Let’s use the S&P as our reference point. This market has so many players holding so many investments that even the actions of a big player would barely affect the others. Take the example of a billionaire who decides to sell all their holdings. As much as this would affect the individual companies and anyone with a particular interest in them, it would not affect the market as a whole much. In fact, many traders would be able to continue with their operations as if the sale never happened. But with the crypto market, big players have a substantial effect. If a big player, for example, decides to sell $500 million of their crypto, they often do this through a process known as slippage. How? First, they sell the first portion of their assets to people who are waiting to buy their crypto at the current price. Then, they move on to the next set of buyers who are willing to buy their assets at a lower price. They keep doing this in a way that lowers the prices with consequent sales.

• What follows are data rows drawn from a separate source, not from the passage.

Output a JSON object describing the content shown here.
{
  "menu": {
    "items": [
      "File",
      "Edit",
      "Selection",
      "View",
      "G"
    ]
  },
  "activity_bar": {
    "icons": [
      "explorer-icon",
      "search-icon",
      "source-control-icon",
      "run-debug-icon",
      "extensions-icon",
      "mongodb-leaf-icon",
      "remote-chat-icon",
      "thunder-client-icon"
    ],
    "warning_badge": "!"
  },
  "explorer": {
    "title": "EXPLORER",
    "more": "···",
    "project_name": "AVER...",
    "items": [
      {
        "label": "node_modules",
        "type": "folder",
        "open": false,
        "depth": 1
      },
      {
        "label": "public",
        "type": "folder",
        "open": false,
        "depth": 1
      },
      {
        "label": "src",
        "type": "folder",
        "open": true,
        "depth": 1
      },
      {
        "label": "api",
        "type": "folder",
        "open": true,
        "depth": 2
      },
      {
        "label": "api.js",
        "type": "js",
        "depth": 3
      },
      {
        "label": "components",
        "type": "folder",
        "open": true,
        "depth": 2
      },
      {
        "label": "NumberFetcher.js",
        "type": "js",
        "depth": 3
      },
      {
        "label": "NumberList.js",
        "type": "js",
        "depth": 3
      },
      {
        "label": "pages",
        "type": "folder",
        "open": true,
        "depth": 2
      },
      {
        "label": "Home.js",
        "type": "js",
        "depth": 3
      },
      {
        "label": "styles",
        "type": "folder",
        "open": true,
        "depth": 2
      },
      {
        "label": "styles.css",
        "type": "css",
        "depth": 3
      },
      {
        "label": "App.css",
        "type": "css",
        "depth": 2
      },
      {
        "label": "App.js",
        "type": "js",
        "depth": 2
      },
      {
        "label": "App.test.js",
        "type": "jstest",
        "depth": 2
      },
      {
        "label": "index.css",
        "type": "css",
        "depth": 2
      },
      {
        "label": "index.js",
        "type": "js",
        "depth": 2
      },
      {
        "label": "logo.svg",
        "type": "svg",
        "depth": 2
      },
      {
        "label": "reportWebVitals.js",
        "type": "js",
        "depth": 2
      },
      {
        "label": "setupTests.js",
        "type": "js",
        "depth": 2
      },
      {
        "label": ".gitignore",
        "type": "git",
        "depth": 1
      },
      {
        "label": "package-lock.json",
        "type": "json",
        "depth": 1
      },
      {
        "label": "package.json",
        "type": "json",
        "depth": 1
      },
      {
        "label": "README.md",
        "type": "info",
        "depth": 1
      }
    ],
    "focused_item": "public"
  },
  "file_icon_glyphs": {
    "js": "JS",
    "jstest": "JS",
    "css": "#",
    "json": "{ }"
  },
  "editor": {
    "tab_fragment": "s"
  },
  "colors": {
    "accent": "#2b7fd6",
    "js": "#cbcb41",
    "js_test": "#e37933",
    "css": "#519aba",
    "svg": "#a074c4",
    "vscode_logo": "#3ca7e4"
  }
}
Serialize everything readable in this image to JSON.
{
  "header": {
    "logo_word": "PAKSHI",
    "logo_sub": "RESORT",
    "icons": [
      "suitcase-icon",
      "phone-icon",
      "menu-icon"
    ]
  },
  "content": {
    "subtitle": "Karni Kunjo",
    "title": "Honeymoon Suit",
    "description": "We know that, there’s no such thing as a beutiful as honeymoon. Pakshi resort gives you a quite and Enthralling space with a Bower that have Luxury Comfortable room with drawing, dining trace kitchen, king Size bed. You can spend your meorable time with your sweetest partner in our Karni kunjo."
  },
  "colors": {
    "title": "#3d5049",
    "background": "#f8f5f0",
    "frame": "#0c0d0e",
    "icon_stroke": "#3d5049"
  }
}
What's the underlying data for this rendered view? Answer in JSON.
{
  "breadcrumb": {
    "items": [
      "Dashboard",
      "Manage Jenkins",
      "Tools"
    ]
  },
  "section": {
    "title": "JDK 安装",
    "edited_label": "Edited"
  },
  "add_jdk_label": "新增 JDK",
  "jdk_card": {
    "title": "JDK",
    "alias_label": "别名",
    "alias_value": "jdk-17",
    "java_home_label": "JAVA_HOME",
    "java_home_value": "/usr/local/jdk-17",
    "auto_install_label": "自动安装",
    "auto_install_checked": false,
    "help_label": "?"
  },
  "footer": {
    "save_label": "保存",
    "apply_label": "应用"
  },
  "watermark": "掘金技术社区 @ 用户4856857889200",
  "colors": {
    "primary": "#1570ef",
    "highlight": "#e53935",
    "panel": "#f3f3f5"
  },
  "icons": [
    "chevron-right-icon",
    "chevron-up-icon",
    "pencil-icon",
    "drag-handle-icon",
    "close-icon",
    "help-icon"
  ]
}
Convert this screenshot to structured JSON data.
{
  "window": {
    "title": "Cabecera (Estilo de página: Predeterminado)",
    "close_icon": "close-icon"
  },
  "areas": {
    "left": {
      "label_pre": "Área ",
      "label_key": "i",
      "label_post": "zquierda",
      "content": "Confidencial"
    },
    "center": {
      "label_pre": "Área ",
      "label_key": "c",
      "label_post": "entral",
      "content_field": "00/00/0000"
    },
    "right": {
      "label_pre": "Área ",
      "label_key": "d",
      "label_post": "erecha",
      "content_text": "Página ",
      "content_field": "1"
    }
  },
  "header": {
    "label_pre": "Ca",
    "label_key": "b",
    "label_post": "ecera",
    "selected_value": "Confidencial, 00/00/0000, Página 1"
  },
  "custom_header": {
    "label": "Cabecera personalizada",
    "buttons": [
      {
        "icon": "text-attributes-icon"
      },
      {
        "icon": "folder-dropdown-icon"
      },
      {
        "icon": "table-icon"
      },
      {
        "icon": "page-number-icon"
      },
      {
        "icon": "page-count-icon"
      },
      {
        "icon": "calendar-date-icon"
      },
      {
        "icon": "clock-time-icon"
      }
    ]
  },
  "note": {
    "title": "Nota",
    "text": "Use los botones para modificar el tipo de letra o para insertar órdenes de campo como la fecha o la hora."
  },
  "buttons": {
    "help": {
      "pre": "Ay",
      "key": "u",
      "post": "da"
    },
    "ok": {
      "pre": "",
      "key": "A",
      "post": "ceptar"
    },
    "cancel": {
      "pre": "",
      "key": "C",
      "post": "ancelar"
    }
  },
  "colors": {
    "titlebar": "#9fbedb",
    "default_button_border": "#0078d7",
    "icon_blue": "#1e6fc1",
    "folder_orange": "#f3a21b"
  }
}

And while you might think that this technically just affects them, they will have driven overall market prices down by the time they complete the sales. For example, if they started selling at $80,000, the prices may have gone down to $77,000 by the time they finish, and this is all because one player decided to exit the market.

As long as the crypto market remains fragmented, i.e., the money is not all in one place, big players will continue having an effect on the overall market, unlike in the S&P, where buyers and sellers can enter and exit the market without causing significant changes for the other players.

Do Macro Factors Play a Part in the Crypto Market?

Like any other market, crypto is subject to the influence of political, economic, social, technological, environmental, and legal factors. Most notably, it changes based on the following factors:

  • The prevailing interest rates. When the interest rates go down, investors feel more comfortable with moving their money into assets they consider risky, and crypto wins in this regard. However, when the interest rates go up, as they often do when governments are trying to combat inflation, then investors become more attracted to safer assets such as government bonds.
  • The attitudes towards fiat currencies. Cryptocurrencies have always been attractive to people who appreciate their decentralization aspect. It thus follows that when people have less faith or even lose faith in fiat currencies, then they turn to crypto as their solution. It could be for reasons such as inflation or even high deficits, but no matter the case, crypto serves as a better alternative. As such, it is quite possible to see major shifts in attitudes where people may shun crypto for its perceived high risk on one day and then embrace it as a more trustworthy currency the next day.

It also helps to note that positive social attitudes in the past few years have also played a part in the growth of this market, as more people have opened up to the idea of alternative investments.

Market Signals That All Investors Should Know

Market Signals

We have stated that the crypto market goes through cycles that affect the price of the currencies as well as the willingness of people to invest in them. As an investor, knowing how to read these signals enables you to know what to do at every stage. So, what should you turn your attention to?

  1. The volume of stablecoins. If you see that the number of stable digital coins, such as USDT and USDC, has increased in the exchanges, you should take this as a sign that people are getting ready to buy crypto. What’s more, it shows you that people have enough money to not only support the price but also push it higher.
  2. The sentiments. We mentioned the fear and greed indices before. These are scores that range from 0 to 100, which let you know how people are feeling about the market. If they are greedy (75-100), then the prices go up, but when they have reservations (0-25), the prices go down as people sell their assets in panic.

Keeping an eye on these numbers can help you understand the current market cycle so you can make the best investment decision at the time, e.g., waiting until the fear and greed scale is low so you can buy crypto at a lower price.